WDARMS Reznov-Jackal™
Abstract
The methods, process, and apparatus of the present invention produces a structurally representative organ model using magnetic resonance imaging scan information of a organ and a patient's medical history and physiology. This is accomplished by mathematically convolving the scan information with a second order ranked tensor matrix encoded with the patient's physiological information as it relates to the scanned organ and their medical profile. The convolved scan information and encoded matrix are computer processed to produce a 3D printer driver file which is used to print a structurally representative organ model conforming to the patient's physiology.
Background of the Invention
(1) The field of the invention is biological organ replication in a non-biological medium, also known as organ model production. Replicating a complex organ while the organ model maintains the properties of the tissue as the tissue characteristics vary in cross section while also maintaining the complex structure of the external and internal features of the original organ is accomplished with the present invention.
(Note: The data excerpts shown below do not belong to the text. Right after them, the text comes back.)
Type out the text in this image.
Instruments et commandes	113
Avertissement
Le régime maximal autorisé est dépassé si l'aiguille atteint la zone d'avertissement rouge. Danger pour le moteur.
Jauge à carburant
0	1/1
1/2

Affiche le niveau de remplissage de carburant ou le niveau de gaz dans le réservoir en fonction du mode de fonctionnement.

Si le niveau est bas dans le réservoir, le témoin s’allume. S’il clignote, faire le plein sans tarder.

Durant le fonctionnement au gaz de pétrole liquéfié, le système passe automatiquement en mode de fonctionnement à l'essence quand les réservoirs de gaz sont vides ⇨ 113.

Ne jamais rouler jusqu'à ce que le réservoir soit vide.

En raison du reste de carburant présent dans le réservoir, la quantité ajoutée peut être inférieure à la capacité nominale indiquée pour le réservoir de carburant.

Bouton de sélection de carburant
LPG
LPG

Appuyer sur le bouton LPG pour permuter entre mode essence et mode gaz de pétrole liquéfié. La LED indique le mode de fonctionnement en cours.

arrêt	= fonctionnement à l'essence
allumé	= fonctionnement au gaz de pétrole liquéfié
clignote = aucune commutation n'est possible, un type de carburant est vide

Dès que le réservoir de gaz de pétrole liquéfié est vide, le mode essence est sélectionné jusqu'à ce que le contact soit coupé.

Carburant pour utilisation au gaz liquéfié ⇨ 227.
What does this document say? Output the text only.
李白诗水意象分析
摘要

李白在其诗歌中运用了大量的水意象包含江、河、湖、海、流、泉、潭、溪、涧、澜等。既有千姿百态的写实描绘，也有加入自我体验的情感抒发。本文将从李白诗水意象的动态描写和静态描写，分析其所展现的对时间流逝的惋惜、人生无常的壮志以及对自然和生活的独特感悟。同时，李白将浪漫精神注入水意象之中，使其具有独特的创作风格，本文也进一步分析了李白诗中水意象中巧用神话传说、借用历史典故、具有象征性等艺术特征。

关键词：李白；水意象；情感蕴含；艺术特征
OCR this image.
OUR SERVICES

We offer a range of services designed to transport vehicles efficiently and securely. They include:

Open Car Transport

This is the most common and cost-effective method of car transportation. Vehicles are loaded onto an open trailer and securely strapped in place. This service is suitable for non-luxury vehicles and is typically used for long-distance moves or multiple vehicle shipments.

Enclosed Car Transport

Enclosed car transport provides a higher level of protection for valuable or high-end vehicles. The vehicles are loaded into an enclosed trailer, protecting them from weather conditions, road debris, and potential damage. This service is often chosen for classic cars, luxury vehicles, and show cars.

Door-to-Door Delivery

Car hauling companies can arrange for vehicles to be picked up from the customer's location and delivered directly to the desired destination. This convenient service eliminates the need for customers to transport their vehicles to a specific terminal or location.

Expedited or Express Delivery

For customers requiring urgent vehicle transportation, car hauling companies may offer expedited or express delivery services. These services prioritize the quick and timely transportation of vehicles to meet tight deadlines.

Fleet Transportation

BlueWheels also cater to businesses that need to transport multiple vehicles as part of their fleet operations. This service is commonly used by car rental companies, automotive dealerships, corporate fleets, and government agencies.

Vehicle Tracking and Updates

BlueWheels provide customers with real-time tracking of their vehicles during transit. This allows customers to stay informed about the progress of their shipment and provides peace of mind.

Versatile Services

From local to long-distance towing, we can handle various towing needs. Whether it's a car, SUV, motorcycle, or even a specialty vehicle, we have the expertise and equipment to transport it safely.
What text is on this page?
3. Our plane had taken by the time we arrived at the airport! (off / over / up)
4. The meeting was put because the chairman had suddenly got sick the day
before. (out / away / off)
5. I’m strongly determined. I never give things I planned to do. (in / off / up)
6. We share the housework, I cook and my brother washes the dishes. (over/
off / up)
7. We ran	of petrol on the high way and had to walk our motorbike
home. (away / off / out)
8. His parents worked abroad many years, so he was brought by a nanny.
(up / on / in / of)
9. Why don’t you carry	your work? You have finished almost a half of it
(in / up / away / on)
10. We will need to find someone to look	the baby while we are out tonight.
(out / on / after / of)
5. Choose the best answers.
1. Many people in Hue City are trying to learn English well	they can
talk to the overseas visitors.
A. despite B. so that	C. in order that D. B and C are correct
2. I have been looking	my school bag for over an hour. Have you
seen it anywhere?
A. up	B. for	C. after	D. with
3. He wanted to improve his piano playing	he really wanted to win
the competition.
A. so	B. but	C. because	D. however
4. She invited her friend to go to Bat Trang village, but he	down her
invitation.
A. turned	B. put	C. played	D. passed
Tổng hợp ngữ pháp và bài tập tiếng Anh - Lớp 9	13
Producing an organ model with the look and feel of the original organ provides medical professionals with an opportunity to practice surgical skills in an improved training environment. Currently, organ models are created in a manner which does not retain the look and feel of a real organ because they do not reproduce the nuances of tissue variousness throughout an organ nor reproduce complex internal and external features driven by cellular structure. Described is a novel process and a system to produce an organ model providing the nuances of tissue variousness and complex internal and external features present in the original biological organ. The source dataset, which is uniquely processed as described herein, is derived from readily available magnetic resonance imaging techniques. The end device which produces the replicated organ is an additive layer printer driven by software instructions generated by the unique software process of the present invention. The present invention combines software processing, system hardware, and network connectivity to produce an organ model, having the mechanical and the structural features of the originally scanned biological organ, for use as a novel solution to improve surgical and diagnostic training for highly skilled medical professionals and students.